Photography was by India Hartford Davis of Dear Human (who travelled from Australia), which Allison explains was the first wedding decision she made. "I knew from the beginning that I wanted her eye, her perspective," Allison says. "She has this way of making you forget the camera is there, while somehow capturing everything. When I look at the photos now, it's not just how beautiful they are. It's that they feel like us."

Music was crucial too, with Allison telling me that it had always been something that brought her and Stefan together. "My family is deeply musical. So it mattered very much," she says. The ceremony music was classical renditions of Taylor Swift: ‘Invisible String’ for the bridal party, ‘Love Story’ for Allison's walk down the larkspur aisle, ‘Lover’ for the first dance. "Famously, Stef loved Taylor Swift long before I did," she says, with a laugh.

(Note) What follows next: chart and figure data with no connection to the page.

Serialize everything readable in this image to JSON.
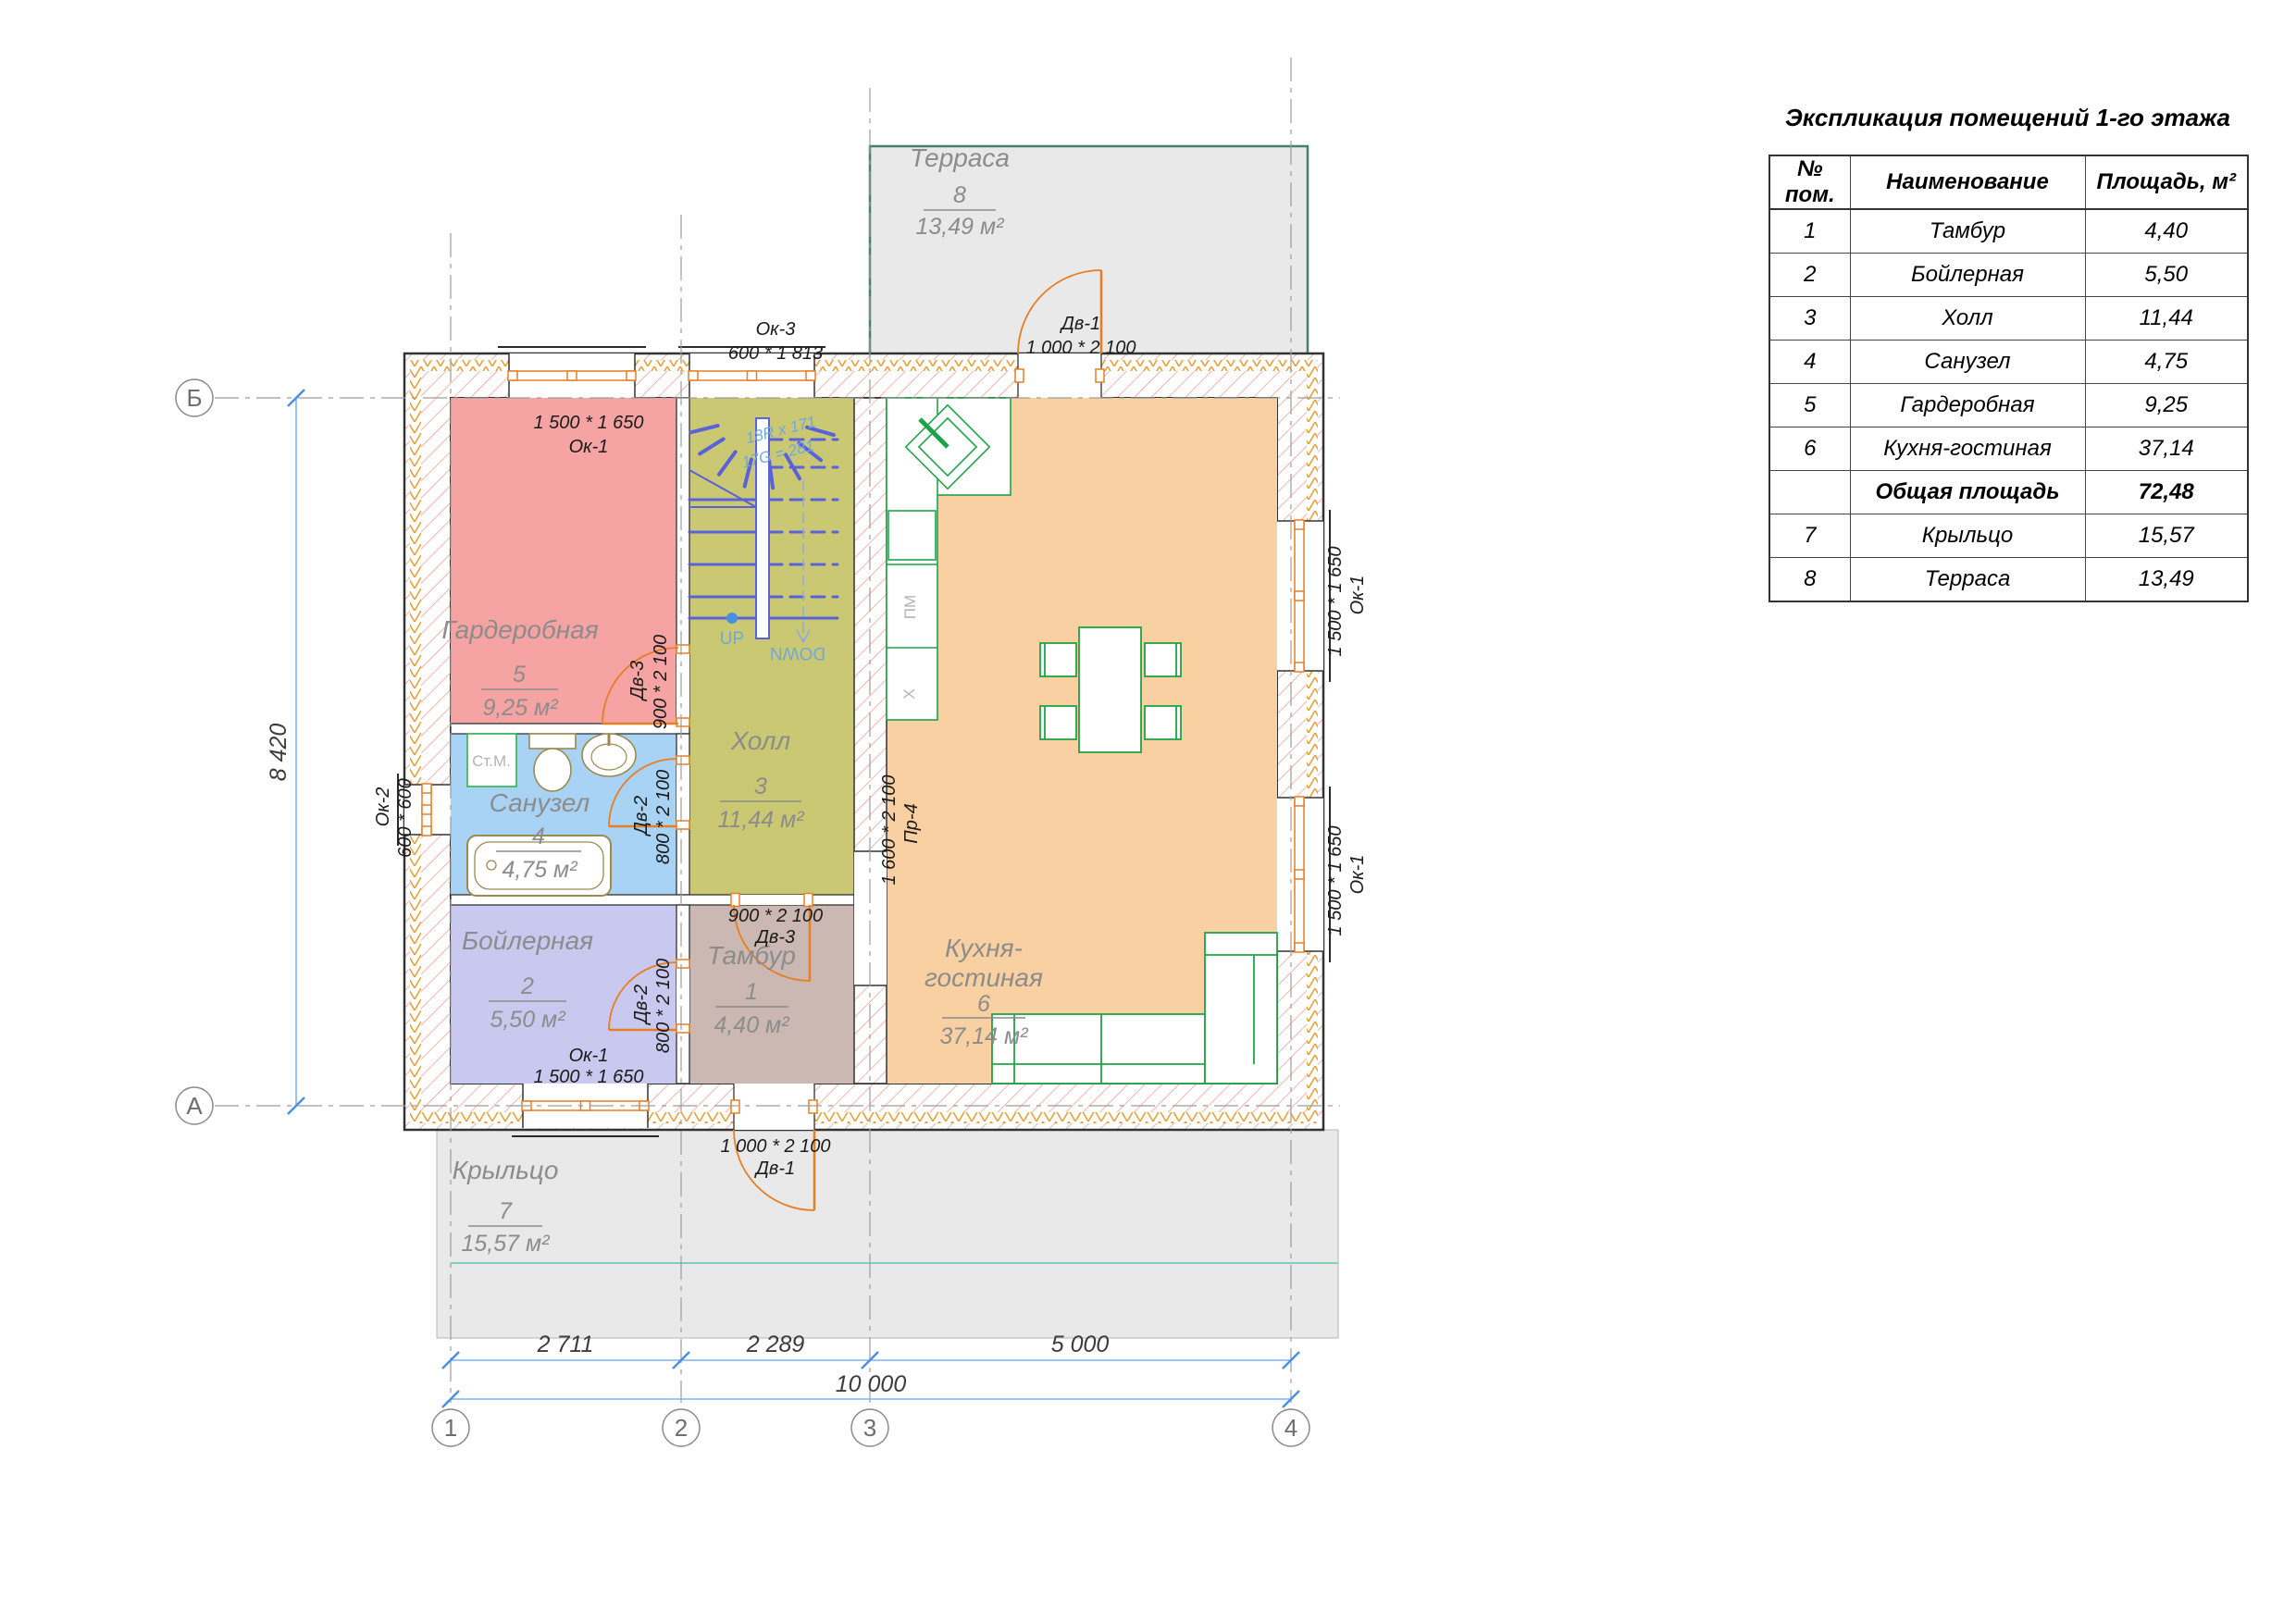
{
  "legend": {
    "title": "Экспликация помещений 1-го этажа",
    "columns": [
      "№ пом.",
      "Наименование",
      "Площадь, м²"
    ],
    "rows": [
      {
        "num": "1",
        "name": "Тамбур",
        "area": "4,40",
        "bold": false
      },
      {
        "num": "2",
        "name": "Бойлерная",
        "area": "5,50",
        "bold": false
      },
      {
        "num": "3",
        "name": "Холл",
        "area": "11,44",
        "bold": false
      },
      {
        "num": "4",
        "name": "Санузел",
        "area": "4,75",
        "bold": false
      },
      {
        "num": "5",
        "name": "Гардеробная",
        "area": "9,25",
        "bold": false
      },
      {
        "num": "6",
        "name": "Кухня-гостиная",
        "area": "37,14",
        "bold": false
      },
      {
        "num": "",
        "name": "Общая площадь",
        "area": "72,48",
        "bold": true
      },
      {
        "num": "7",
        "name": "Крыльцо",
        "area": "15,57",
        "bold": false
      },
      {
        "num": "8",
        "name": "Терраса",
        "area": "13,49",
        "bold": false
      }
    ]
  },
  "rooms": {
    "garderobnaya": {
      "name": "Гардеробная",
      "num": "5",
      "area": "9,25 м²"
    },
    "sanuzel": {
      "name": "Санузел",
      "num": "4",
      "area": "4,75 м²"
    },
    "holl": {
      "name": "Холл",
      "num": "3",
      "area": "11,44 м²"
    },
    "boilernaya": {
      "name": "Бойлерная",
      "num": "2",
      "area": "5,50 м²"
    },
    "tambur": {
      "name": "Тамбур",
      "num": "1",
      "area": "4,40 м²"
    },
    "kitchen": {
      "name_line1": "Кухня-",
      "name_line2": "гостиная",
      "num": "6",
      "area": "37,14 м²"
    },
    "terrasa": {
      "name": "Терраса",
      "num": "8",
      "area": "13,49 м²"
    },
    "kryltso": {
      "name": "Крыльцо",
      "num": "7",
      "area": "15,57 м²"
    }
  },
  "tags": {
    "ok3_top": {
      "name": "Ок-3",
      "size": "600 * 1 813"
    },
    "dv1_top": {
      "name": "Дв-1",
      "size": "1 000 * 2 100"
    },
    "ok1_garderob": {
      "name": "Ок-1",
      "size": "1 500 * 1 650"
    },
    "dv3_garderob": {
      "name": "Дв-3",
      "size": "900 * 2 100"
    },
    "ok2_left": {
      "name": "Ок-2",
      "size": "600 * 600"
    },
    "dv2_sanuzel": {
      "name": "Дв-2",
      "size": "800 * 2 100"
    },
    "dv2_boiler": {
      "name": "Дв-2",
      "size": "800 * 2 100"
    },
    "dv3_tambur": {
      "name": "Дв-3",
      "size": "900 * 2 100"
    },
    "ok1_boiler": {
      "name": "Ок-1",
      "size": "1 500 * 1 650"
    },
    "dv1_bottom": {
      "name": "Дв-1",
      "size": "1 000 * 2 100"
    },
    "ok1_right_top": {
      "name": "Ок-1",
      "size": "1 500 * 1 650"
    },
    "ok1_right_bot": {
      "name": "Ок-1",
      "size": "1 500 * 1 650"
    },
    "pr4": {
      "name": "Пр-4",
      "size": "1 600 * 2 100"
    }
  },
  "stairs": {
    "note1": "18R x 171",
    "note2": "17G = 281",
    "up": "UP",
    "down": "DOWN"
  },
  "appliances": {
    "washing_machine": "Ст.М.",
    "dishwasher": "ПМ",
    "fridge": "X"
  },
  "dimensions": {
    "d1": "2 711",
    "d2": "2 289",
    "d3": "5 000",
    "total": "10 000",
    "height": "8 420"
  },
  "grid": {
    "c1": "1",
    "c2": "2",
    "c3": "3",
    "c4": "4",
    "rowA": "А",
    "rowB": "Б"
  },
  "colors": {
    "garderobnaya": "#f5a3a3",
    "sanuzel": "#a9d3f5",
    "holl": "#cbc873",
    "boilernaya": "#c9c9ef",
    "tambur": "#ccb8b2",
    "kitchen": "#f9d0a2",
    "outdoor": "#e9e9e9",
    "hatch": "#ef9488",
    "insulation": "#e8a23c",
    "frame_orange": "#e87e22",
    "furniture_green": "#1fa348",
    "fixture_tan": "#9a8a50",
    "stairs_blue": "#5a62d8",
    "dim_blue": "#7fb3f5",
    "terrace_border": "#44806e"
  }
}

The speeches moved through Stefan's mother and his best friend, then Allison's father, her sister, and finally Stefan himself, who spoke about leaving Scotland as a young man, and what it meant to have both halves of his life in the same room at last. "There wasn’t a dry eye in the house," Allison tells me. "It was one of those rare moments where you can feel everyone’s hearts aligned at once." She pauses. "There's a line one of my best friends always says, 'To be seen is to be loved.' And in that moment, we felt so deeply seen."

Then something unplanned. The jazz trio was playing when Allison and Stefan were pulled aside to discover that the former's father and latter's aunt had taken the stage together — two people who had only just met, both naturally musical, performing 'Summertime' in the candlelit great hall. "Everyone was smiling and dancing along," Allison says. "It was one of those moments you can't script, you just receive."

As for what makes their relationship work, what has always made it work, Allison doesn't hesitate. "Nothing seems impossible if you can laugh through it. We don't take ourselves too seriously. We find something to smile about, even when things feel heavy." Stefan pauses before adding, "she is a pure soul, like a star with its own gravity, pulling me closer to positivity. And that makes me want to be the best version of myself to match."

Two families from opposite ends of the world, folded into one room in a Scottish castle. Exactly, it turns out, as it was always meant to be.